Dickson D. Despommier on How Parasites Can Prevent Disease
In following excerpt from People, Parasites, and Plowshares: Learning from Our Body’s Most Terrifying Invaders, Dickson D. Despommier examines how some parasites might reduce the chance to suffer from other diseases:
Trichuris suis, the pig version of whipworm, has also been tried with some success in treating patients suffering from Crohn’s disease. This approach was predicated on the unusual finding that almost no one suffers from that disease anywhere throughout sub-Saharan Africa, whereas their parasite-free relatives, now living for several generations in the United States, have rates of this disorder similar for those people who have no genealogical connection to Africa. Thus a hypothesis arose suggesting that the true targets of that disabling immune disorder were our old nemesis, the intestinal worms. Proof of concept was difficult to obtain, as most institutional review boards at every research-oriented medical school remained understandably skeptical regarding the risks and benefits of such an approach and predictably denied numerous researchers’ requests to be the first to conduct such a study. Finally, enough data accumulated from the epidemiology literature to warrant a full-scale test of the hypothesis, and like so many other far-out ideas, this one struck pay dirt. The following is an abstract of a peer-reviewed and published set of studies produced by two gastroenterologists who championed this approach. They based their conclusions not only on epidemiological evidence but also on solid laboratory experimental results using mice and their worm infections to modify diseases such as type 1 diabetes, colitis, and asthma.
There is an epidemic of immune-mediated disease in highly-developed industrialized countries. Such diseases, like in. ammatory bowel disease, multiple sclerosis and asthma increase in prevalence as populations adopt modern hygienic practices. These practices prevent exposure to parasitic worms (helminths). Epidemiologic studies suggest that people who carry helminths have less immune-mediated disease. Mice colonized with helminths are protected from disease in models of colitis, encephalitis, Type 1 diabetes and asthma. Clinical trials show that exposure to helminths reduces disease activity in patients with ulcerative colitis or Crohn’s disease. This chapter reviews some of the work showing that colonization with helminths alters immune responses, against dysregulated in. ammation. These helminth-host immune interactions have potentially important implications for the treatment of immune-mediated diseases. (D. E. Elliot and J. V. Weinstock, “Helminthic Therapy: Using Worms to Treat Immune-Mediated Disease,” Advances in Experimental Medicine and Biology 666 (2009): 157–66)

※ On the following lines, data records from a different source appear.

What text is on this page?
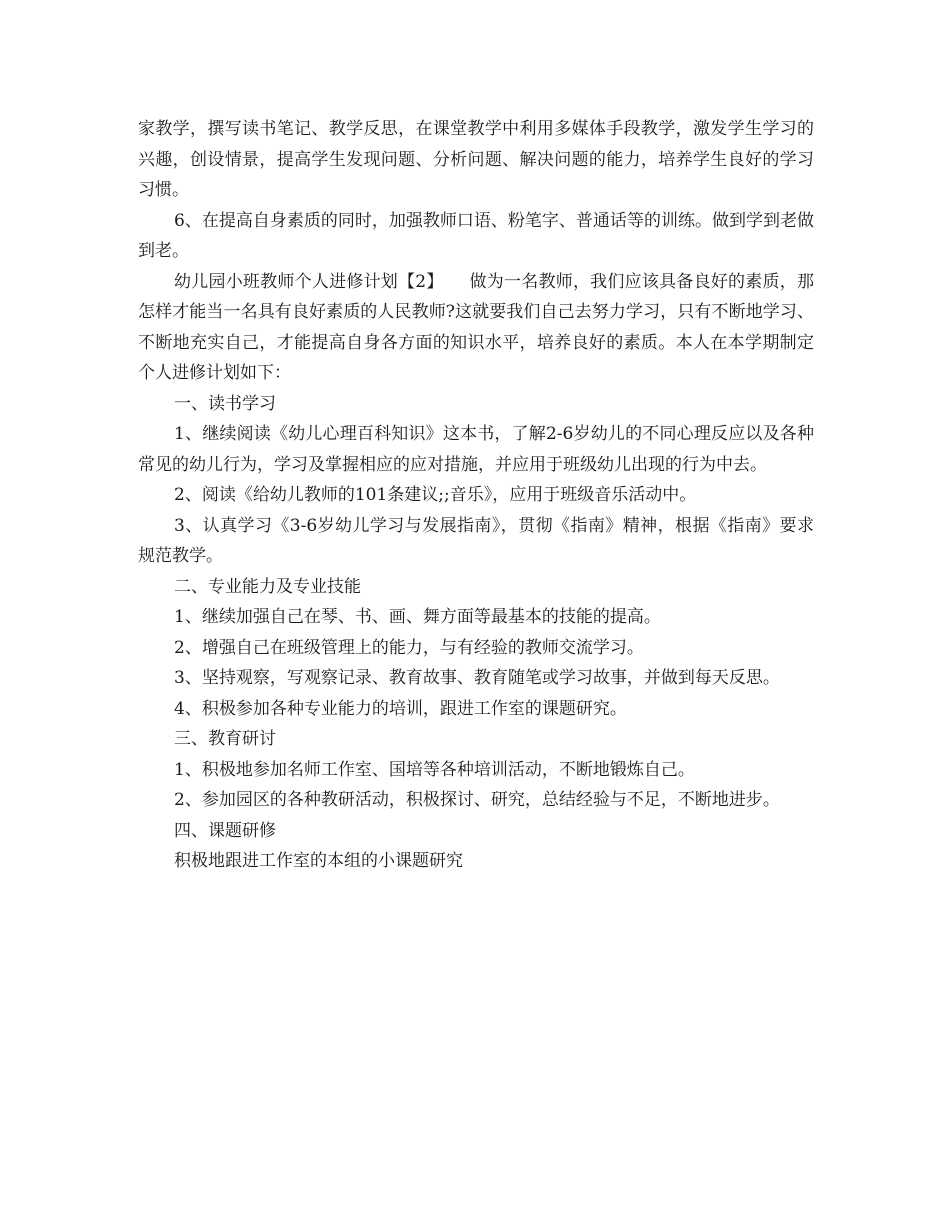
家教学，撰写读书笔记、教学反思，在课堂教学中利用多媒体手段教学，激发学生学习的兴趣，创设情景，提高学生发现问题、分析问题、解决问题的能力，培养学生良好的学习习惯。

6、在提高自身素质的同时，加强教师口语、粉笔字、普通话等的训练。做到学到老做到老。

幼儿园小班教师个人进修计划【2】　　做为一名教师，我们应该具备良好的素质，那怎样才能当一名具有良好素质的人民教师?这就要我们自己去努力学习，只有不断地学习、不断地充实自己，才能提高自身各方面的知识水平，培养良好的素质。本人在本学期制定个人进修计划如下：

一、读书学习

1、继续阅读《幼儿心理百科知识》这本书，了解2-6岁幼儿的不同心理反应以及各种常见的幼儿行为，学习及掌握相应的应对措施，并应用于班级幼儿出现的行为中去。

2、阅读《给幼儿教师的101条建议;;音乐》，应用于班级音乐活动中。

3、认真学习《3-6岁幼儿学习与发展指南》，贯彻《指南》精神，根据《指南》要求规范教学。

二、专业能力及专业技能

1、继续加强自己在琴、书、画、舞方面等最基本的技能的提高。

2、增强自己在班级管理上的能力，与有经验的教师交流学习。

3、坚持观察，写观察记录、教育故事、教育随笔或学习故事，并做到每天反思。

4、积极参加各种专业能力的培训，跟进工作室的课题研究。

三、教育研讨

1、积极地参加名师工作室、国培等各种培训活动，不断地锻炼自己。

2、参加园区的各种教研活动，积极探讨、研究，总结经验与不足，不断地进步。

四、课题研修

积极地跟进工作室的本组的小课题研究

If we could identify the worm components that the immune system targets, a treatment strategy could be developed that does not require the use of live worms. It should be pointed out that eventually all of those receiving therapeutic doses of worms rejected their infections and were therefore immune to reinfection, thereby terminating the therapy. This unfortunately allowed their original allergic conditions to relapse. Using a worm product (i.e., a nonliving component) to do the same job would allow for a longer treatment period, even if a mild form of immunosuppression was also needed to keep the patient from neutralizing the parasite molecule.
Hookworms have been tried in hopes of modifying other immune disorders, such as celiac disease, an allergy that many people develop to wheat gluten protein, and type 1 diabetes. In this case, however, the infection had no measurable effect on the status of the allergy when the infected patients were given a challenge of wheat glutin. The jury is still out on the efficaciousness of hookworm infection in alleviating the ravages of type 1 diabetes.